(Bloomberg) — The pound fell from an eight-month high after a poll that successfully predicted the 2017 vote suggested the Conservative party will win a smaller majority than earlier predicted in Thursday’s election.
Sterling slid as much as 0.4% after the YouGov poll indicated Prime Minister Boris Johnson’s party will gain a majority of 28, compared with 68 projected two weeks ago. Currency markets were already jittery ahead of a number of risk events in coming days including the election, a Federal Reserve decision and a deadline for more U.S. tariffs on China.
The poll’s result “infuses more uncertainty” into how Brexit will play out, said Vishnu Varathan, head of economics and strategy at Mizuho Bank Ltd. in Singapore. “Also the timing of this just heading into FOMC — where the Fed may appear more stoic — incentivizes pound longs to lock in some profits.”
The pound slipped as much as 0.4% to $1.3108 after having climbed to $1.3215 on Tuesday, the highest level since March 27. Sterling has still strengthened almost 10% from this year’s low set in September. It traded at $1.3133 as of 10:29 a.m. in Singapore.

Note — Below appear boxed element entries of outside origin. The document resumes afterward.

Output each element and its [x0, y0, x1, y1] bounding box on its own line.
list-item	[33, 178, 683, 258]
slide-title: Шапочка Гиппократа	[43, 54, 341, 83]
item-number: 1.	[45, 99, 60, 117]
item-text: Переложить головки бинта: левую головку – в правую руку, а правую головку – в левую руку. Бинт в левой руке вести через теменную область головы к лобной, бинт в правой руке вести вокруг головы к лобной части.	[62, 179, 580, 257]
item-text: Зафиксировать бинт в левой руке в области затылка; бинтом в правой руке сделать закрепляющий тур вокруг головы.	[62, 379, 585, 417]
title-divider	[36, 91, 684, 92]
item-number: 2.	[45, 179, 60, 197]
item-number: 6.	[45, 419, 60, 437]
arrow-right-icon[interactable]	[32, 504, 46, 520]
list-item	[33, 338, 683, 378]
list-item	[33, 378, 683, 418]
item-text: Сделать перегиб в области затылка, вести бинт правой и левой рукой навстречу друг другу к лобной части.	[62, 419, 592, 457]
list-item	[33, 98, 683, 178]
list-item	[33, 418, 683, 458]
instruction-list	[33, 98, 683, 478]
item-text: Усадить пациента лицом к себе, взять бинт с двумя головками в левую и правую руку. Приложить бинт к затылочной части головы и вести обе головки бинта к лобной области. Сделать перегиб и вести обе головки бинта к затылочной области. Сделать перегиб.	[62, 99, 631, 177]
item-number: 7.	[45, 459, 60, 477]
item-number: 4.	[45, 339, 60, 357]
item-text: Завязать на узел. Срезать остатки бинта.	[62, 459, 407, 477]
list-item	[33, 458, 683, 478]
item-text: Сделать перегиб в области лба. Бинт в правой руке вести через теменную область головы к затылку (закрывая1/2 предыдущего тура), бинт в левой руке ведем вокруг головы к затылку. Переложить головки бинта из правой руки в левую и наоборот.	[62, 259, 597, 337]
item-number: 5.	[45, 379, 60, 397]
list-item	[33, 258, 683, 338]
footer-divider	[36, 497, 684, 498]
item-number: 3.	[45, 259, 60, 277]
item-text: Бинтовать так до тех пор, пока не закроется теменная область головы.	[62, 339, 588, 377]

The Tories will win 339 of the 650 seats in the House of Commons, Labour 231, the Scottish National Party 41, according to the YouGov forecast published late on Tuesday. The research used a technique that more closely predicted the result of the U.K.’s previous election in 2017 than other standard surveys.
Johnson called for an early election in an attempt to win a majority so he can force his Brexit deal into law. On Tuesday, he said: “This is a very, very close-fought election, and we need every vote.”